Il sensore di luminosità degli smartphone può essere utilizzato in modo improprio
È stato dimostrato che il sensore di luce ambientale presente in smartphone e tablet può essere sfruttato dagli hacker.
Oggi i telefoni cellulari vengono utilizzati frequentemente nella vita quotidiana per una vasta gamma di attività, come effettuare pagamenti, gestire processi lavorativi e persino annotare gli strani sogni che facciamo di notte. Tuttavia, purtroppo, questi prodotti tecnologici che sembrano salvarci la vita possono essere utilizzati anche per prenderci di mira. Un nuovo studio condotto dai ricercatori del MIT ha dimostrato come gli hacker possano sfruttare il sensore di luminosità del telefono per monitorare e ricostruire le nostre attività.
I sensori di luce ambientale vengono utilizzati dai telefoni per rilevare i livelli di luce nell'ambiente circostante e regolare di conseguenza la luminosità dello schermo, se l'impostazione di regolazione automatica è attiva. Mentre altre funzionalità del telefono, come la fotocamera o il microfono, richiedono il consenso dell'utente affinché le applicazioni possano accedervi, i sensori di luminosità solitamente non richiedono tale autorizzazione e i ricercatori ritengono che questo dettaglio possa essere sfruttato.
UN ALGORITMO IN GRADO DI UTILIZZARE LE VARIAZIONI RILEVATE DAL SENSORE DI LUMINOSITÀ
Il team del MIT guidato da Yang Liu ha sviluppato un algoritmo in grado di utilizzare le variazioni rilevate dal sensore di luminosità per ricostruire immagini delle interazioni tattili di una persona con il proprio telefono, come lo scorrimento.
Oltre a testare l'algoritmo su un tablet Android standard in diversi scenari, tra cui l'utilizzo di un manichino, di un ritaglio di cartone o di una mano umana per toccare lo schermo davanti a un manichino, hanno cercato di capire se fosse possibile rilevare e catturare gesti durante la visione di video. I risultati hanno rivelato che i dati del sensore di luminosità possono essere utilizzati per rilevare le interazioni con lo schermo e crearne delle immagini.
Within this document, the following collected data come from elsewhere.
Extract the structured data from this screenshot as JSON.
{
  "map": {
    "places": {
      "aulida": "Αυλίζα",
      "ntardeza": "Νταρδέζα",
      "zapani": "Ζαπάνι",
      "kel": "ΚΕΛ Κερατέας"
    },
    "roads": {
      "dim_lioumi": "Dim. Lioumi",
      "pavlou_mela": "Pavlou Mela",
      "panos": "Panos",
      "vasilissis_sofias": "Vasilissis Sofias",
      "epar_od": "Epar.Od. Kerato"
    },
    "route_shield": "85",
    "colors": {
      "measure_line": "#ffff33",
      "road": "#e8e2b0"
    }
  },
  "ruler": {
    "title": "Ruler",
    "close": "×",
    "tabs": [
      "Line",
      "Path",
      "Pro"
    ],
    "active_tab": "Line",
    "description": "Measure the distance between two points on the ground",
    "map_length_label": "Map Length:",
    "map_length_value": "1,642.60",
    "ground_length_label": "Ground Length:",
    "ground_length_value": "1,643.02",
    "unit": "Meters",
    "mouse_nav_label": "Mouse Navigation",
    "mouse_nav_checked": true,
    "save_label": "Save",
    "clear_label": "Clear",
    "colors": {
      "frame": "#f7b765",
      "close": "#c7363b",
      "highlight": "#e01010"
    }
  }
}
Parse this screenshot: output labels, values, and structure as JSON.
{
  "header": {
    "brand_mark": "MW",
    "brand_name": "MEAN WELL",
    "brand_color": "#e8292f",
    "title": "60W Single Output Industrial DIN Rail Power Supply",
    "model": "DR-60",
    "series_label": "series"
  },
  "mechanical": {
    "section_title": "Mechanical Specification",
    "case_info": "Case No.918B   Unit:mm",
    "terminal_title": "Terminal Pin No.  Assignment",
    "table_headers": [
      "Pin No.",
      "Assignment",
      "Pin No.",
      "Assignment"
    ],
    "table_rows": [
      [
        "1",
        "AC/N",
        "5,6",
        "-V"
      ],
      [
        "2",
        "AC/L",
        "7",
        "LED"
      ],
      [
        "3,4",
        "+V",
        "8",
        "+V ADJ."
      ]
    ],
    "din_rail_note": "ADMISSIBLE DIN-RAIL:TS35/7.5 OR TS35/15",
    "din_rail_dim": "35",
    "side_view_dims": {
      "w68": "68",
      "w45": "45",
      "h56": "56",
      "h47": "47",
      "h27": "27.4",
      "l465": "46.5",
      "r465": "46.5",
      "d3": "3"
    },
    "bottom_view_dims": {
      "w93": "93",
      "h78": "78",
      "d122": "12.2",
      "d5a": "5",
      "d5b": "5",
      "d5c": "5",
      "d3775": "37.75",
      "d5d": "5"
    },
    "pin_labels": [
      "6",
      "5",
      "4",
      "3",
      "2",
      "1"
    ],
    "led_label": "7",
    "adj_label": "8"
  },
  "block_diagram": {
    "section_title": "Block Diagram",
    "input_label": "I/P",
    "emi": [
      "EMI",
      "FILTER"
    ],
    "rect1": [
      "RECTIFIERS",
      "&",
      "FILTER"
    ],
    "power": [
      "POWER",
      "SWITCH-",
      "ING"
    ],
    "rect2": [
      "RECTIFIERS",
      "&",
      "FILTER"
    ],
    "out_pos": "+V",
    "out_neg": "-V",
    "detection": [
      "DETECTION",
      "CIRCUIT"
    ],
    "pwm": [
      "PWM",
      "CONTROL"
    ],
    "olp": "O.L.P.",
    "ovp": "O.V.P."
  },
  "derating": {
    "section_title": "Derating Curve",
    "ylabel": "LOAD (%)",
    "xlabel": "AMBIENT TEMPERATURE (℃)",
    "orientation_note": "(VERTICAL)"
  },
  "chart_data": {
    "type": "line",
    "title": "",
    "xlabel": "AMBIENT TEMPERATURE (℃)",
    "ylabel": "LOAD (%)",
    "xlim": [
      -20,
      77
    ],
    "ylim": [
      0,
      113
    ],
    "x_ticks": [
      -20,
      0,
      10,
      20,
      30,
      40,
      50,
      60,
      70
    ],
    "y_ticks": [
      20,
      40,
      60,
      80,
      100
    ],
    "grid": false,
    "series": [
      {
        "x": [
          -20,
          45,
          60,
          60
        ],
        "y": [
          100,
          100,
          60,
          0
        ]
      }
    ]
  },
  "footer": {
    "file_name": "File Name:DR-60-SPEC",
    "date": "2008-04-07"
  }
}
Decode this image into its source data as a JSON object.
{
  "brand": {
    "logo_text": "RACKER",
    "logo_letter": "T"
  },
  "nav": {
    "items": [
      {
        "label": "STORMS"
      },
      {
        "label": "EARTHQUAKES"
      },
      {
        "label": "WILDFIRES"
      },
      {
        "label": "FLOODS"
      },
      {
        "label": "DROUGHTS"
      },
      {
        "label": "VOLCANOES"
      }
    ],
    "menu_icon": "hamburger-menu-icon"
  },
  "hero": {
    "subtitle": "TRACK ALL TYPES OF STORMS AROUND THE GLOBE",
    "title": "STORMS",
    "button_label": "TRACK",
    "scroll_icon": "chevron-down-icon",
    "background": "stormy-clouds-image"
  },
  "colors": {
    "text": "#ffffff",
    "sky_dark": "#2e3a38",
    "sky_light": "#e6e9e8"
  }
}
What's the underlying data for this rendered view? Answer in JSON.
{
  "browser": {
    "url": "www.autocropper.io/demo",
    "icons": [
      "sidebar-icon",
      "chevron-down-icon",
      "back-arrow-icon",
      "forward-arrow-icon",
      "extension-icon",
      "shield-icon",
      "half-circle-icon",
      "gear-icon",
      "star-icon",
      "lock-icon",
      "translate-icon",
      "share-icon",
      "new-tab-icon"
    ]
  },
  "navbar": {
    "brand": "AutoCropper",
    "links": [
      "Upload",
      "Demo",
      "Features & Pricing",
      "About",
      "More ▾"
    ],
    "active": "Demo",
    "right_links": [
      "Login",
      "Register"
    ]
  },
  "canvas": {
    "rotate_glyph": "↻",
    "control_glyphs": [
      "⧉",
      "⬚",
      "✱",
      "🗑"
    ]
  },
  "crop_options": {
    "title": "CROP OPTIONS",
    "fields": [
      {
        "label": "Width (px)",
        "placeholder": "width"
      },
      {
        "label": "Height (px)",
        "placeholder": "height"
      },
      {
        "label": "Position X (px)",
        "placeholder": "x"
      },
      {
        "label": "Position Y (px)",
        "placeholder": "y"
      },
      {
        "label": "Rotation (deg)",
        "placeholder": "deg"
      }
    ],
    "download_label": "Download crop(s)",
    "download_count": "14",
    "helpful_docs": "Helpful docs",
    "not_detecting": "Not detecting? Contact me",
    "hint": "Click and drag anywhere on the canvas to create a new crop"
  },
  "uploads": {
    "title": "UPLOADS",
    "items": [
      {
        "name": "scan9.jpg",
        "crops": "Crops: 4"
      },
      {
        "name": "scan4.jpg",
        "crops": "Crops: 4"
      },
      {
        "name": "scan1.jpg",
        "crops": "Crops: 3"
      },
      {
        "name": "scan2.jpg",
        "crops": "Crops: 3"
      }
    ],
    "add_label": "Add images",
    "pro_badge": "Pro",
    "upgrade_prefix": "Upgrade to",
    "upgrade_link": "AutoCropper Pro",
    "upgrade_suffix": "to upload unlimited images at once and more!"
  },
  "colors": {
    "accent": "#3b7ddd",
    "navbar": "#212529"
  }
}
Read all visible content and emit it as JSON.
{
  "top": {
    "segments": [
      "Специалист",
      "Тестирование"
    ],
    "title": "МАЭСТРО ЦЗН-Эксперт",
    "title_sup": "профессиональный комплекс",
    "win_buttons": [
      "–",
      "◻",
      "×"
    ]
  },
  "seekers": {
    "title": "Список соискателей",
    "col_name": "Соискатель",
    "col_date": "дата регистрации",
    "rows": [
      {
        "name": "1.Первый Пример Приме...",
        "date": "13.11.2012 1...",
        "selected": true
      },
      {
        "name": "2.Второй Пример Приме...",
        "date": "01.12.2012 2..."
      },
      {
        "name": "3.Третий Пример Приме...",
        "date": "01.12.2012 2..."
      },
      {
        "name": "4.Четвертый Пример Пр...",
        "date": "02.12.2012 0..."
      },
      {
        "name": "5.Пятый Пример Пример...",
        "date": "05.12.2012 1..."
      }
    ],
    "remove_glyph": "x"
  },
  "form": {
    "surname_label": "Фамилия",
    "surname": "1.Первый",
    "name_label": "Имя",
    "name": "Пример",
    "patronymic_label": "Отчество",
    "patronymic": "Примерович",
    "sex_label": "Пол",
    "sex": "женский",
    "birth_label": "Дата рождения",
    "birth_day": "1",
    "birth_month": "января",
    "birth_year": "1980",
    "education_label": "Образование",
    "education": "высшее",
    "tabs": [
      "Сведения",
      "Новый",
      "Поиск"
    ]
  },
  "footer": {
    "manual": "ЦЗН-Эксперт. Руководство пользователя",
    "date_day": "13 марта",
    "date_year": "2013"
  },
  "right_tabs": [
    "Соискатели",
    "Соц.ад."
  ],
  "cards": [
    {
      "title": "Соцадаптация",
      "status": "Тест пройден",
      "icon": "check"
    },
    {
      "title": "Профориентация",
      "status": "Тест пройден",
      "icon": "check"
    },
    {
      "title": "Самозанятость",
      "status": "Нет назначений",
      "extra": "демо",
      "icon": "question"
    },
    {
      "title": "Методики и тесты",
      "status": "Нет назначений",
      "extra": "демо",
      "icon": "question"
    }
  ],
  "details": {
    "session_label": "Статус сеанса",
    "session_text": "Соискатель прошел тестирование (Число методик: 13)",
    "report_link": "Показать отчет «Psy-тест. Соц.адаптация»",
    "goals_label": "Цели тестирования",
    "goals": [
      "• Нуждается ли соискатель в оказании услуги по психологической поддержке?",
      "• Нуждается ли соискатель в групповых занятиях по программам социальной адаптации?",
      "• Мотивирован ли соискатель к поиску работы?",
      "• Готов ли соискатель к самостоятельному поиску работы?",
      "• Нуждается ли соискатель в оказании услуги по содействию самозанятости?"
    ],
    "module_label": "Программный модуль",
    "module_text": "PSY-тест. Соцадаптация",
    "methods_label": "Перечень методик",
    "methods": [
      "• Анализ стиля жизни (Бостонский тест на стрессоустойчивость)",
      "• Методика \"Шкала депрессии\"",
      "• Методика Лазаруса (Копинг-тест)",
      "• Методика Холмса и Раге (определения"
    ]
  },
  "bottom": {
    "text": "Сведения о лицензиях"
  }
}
In una dichiarazione, Liu ha affermato: “Questa minaccia alla privacy legata all'imaging non era mai stata dimostrata prima”.

Fortunatamente, questo metodo, che sembra piuttosto allarmante, appare ancora lontano dal trasformarsi in una minaccia concreta. Nello studio, la velocità di acquisizione delle immagini era di un solo fotogramma ogni 3,3 minuti; in altre parole, era così lenta da rendere quasi impossibile per chiunque tentasse di acquisire le immagini seguire le interazioni con il telefono in tempo reale. Anche quando riuscivano a ottenere immagini da un video naturale, queste risultavano piuttosto sfocate.
Tuttavia, i ricercatori suggeriscono alcuni modi per contribuire a mitigare potenziali rischi. Poiché l'obiettivo principale è il software, propongono che l'accesso ai sensori di luce ambientale venga limitato, richiedendo un'autorizzazione da parte degli utenti proprio come avviene per le richieste di accesso a fotocamera o microfono.
Suggeriscono inoltre di imporre un limite alle capacità dei sensori, mantenendo la sensibilità e la velocità a un livello sufficientemente basso da impedire l'acquisizione di immagini ad alta risoluzione, e di posizionare il sensore sul lato del dispositivo, dove non sarebbe in grado di rilevare i movimenti più rivelatori.
Lo studio è stato pubblicato su Science Advances.